Monday, October 22, 2012

Darcis et al. v. Manitoba et al., 2012 MBCA 49


In this case, the Manitoba Court of Appeal clarified a stated question of law from a Northern Flood Agreement (NFA) arbitrator regarding what constitutes a South Indian Lake claim (or “SIL claim”). The central issue in the appeal was a claim by an individual who had left the community, where the damage or loss had not occurred within "the SIL Trapline Zone". Having ruled against the claimant, the arbitrator raised the case to the Court of Appeal. Hamilton J.A. determined that, because the NFA is essentially the arbitrator’s home statute, the standard of review would be reasonableness, and that the geographic restriction on SIL claims created by the decision was unreasonable. The appeal was allowed.

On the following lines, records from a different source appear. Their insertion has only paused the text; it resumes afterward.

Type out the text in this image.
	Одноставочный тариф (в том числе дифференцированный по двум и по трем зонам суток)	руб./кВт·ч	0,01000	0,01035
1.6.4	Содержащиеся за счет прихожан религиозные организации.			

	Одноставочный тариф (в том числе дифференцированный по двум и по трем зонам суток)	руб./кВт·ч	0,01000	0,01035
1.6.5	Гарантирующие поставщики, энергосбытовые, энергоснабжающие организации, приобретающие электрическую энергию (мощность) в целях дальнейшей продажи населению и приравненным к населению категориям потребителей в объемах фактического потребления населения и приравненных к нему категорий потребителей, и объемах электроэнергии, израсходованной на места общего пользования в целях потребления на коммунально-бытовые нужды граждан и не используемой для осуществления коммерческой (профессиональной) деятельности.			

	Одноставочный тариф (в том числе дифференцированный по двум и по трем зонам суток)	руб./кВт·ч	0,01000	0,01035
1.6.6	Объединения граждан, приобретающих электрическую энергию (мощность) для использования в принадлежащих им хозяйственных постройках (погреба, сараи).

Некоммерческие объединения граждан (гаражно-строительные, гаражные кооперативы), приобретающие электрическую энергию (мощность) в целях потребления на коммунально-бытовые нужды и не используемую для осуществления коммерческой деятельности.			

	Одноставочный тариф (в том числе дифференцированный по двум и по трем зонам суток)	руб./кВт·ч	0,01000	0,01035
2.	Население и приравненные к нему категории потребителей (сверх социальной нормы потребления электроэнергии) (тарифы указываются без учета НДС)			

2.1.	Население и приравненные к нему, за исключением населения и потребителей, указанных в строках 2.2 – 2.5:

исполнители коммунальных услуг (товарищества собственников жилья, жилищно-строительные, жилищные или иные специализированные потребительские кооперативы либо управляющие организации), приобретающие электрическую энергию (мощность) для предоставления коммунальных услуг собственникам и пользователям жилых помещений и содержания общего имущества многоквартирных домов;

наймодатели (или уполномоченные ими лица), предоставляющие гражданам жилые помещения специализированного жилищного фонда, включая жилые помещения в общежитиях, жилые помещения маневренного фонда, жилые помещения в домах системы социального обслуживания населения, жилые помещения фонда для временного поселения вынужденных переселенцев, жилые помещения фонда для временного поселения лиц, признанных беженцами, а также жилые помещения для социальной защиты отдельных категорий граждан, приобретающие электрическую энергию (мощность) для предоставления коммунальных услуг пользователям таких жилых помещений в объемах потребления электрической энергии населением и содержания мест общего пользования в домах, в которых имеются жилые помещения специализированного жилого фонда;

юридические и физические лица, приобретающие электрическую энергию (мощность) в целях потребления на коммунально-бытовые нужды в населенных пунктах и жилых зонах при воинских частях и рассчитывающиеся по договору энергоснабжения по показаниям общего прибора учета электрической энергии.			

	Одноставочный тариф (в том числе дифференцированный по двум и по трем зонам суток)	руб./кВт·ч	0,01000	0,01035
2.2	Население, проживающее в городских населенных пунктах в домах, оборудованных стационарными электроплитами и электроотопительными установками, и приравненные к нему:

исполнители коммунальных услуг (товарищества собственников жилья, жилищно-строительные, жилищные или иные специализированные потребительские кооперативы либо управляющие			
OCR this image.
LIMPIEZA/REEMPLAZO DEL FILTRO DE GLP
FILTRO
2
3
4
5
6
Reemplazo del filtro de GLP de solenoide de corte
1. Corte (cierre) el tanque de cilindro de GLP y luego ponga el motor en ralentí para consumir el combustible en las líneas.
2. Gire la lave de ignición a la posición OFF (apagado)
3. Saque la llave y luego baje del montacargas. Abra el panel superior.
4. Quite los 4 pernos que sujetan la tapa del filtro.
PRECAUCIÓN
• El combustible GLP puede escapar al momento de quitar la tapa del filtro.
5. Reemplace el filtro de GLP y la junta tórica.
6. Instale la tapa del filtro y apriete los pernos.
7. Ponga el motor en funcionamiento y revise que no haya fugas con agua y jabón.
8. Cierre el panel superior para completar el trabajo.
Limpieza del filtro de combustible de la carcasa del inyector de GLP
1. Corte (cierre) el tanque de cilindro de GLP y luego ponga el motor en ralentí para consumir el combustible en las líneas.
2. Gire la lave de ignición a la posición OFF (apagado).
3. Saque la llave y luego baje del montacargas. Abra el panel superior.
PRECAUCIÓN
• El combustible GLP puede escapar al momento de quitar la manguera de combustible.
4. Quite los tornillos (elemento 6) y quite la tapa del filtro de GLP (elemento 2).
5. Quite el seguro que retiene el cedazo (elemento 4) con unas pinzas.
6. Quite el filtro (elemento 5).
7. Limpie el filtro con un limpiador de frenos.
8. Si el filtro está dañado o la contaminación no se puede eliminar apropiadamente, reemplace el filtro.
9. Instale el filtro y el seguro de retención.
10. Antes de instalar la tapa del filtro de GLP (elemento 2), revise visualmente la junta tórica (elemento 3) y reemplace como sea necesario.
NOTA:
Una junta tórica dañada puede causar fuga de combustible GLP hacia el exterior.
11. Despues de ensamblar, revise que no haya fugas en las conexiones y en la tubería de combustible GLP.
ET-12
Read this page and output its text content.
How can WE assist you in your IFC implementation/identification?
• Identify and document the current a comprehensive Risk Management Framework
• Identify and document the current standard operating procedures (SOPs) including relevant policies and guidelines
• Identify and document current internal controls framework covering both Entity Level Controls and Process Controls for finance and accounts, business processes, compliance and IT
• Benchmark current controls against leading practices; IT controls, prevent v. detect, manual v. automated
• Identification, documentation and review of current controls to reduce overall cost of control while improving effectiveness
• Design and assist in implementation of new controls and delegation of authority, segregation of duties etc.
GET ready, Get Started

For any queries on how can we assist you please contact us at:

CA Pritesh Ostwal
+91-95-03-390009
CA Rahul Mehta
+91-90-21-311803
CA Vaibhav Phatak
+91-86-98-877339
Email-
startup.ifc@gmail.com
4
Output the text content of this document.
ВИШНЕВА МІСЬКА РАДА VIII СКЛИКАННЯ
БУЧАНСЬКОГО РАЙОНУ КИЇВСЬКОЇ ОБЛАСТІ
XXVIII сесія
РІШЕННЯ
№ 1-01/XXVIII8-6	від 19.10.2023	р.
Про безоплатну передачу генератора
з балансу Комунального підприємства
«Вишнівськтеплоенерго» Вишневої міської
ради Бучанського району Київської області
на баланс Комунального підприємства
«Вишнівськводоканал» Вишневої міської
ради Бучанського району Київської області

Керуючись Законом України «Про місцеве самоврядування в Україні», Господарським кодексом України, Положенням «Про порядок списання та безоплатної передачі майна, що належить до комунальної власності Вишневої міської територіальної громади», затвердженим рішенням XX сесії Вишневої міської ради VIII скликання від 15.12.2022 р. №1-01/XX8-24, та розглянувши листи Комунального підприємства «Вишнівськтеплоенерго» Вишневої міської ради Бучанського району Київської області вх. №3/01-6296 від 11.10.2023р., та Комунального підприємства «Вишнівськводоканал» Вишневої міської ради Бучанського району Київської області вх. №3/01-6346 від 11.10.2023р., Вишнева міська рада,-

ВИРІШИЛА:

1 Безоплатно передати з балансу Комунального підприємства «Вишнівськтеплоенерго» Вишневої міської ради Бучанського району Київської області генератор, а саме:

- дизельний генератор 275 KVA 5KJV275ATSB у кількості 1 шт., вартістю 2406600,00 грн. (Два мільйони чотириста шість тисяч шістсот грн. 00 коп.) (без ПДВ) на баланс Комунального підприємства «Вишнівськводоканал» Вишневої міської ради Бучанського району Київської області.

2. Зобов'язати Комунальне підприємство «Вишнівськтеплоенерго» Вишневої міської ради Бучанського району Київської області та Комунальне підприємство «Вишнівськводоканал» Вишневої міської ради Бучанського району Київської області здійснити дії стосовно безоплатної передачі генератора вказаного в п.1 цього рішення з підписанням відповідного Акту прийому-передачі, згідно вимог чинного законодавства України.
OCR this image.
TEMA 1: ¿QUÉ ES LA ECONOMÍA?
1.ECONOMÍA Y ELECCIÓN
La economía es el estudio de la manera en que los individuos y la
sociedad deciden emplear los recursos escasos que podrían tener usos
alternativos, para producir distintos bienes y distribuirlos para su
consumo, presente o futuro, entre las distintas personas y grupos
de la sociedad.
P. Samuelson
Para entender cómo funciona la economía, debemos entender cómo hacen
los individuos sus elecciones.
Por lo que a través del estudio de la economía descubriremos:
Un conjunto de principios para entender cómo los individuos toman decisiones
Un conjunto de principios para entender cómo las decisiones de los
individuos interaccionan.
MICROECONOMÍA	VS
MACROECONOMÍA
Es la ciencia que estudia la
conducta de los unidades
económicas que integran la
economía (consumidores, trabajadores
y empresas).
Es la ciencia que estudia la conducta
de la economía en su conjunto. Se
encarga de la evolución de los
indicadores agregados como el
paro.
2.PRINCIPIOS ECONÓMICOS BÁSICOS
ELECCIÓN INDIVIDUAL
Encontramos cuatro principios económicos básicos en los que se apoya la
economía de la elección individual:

In 1977, the NFA was entered into between several parties, including the Manitoba Hydro Electric Board and the Nisichawayasihk Cree Nation (NCN), allowing the SIL community to bring claims for damage caused by hydro-electric development. A newer agreement was created in 1996, including an exception governing SIL claims. The NFA claims at issue in Darcis v Manitoba were first made in 1992 by people who had been displaced as a result of adverse effects of the project. When their collective claim was denied, the appellants made the claims in issue individually. However, the NFA arbitrator determined that when an ordinary resident defined under subsection (b) of the 1996 agreement leaves the SIL community, he or she cannot make a claim because damages did not arise in the SIL trapline zone under subsection (a).  The appellants' position is that the decision in this case has the effect of punishing them for having left South Indian Lake to mitigate their damages. 

After reviewing the arbitrator’s decision and the NFA, Hamilton J.A. determined that, because the words “regardless of where the damage or loss arose” are included in the introductory paragraph of the 1996 agreement governing SIL claims, the arbitrator’s conclusion unreasonably limited what constitutes an SIL claim. As long as a member of the NCN was ordinarily resident at or near the community of SIL at one of the dates specified in subsection (b) (at the date of the 1996 agreement or at the date the damage arose) the fact that they then left and the damage caused by hydro development did not occur in the trapline zone does not limit their claim. As a result, the appeal was allowed.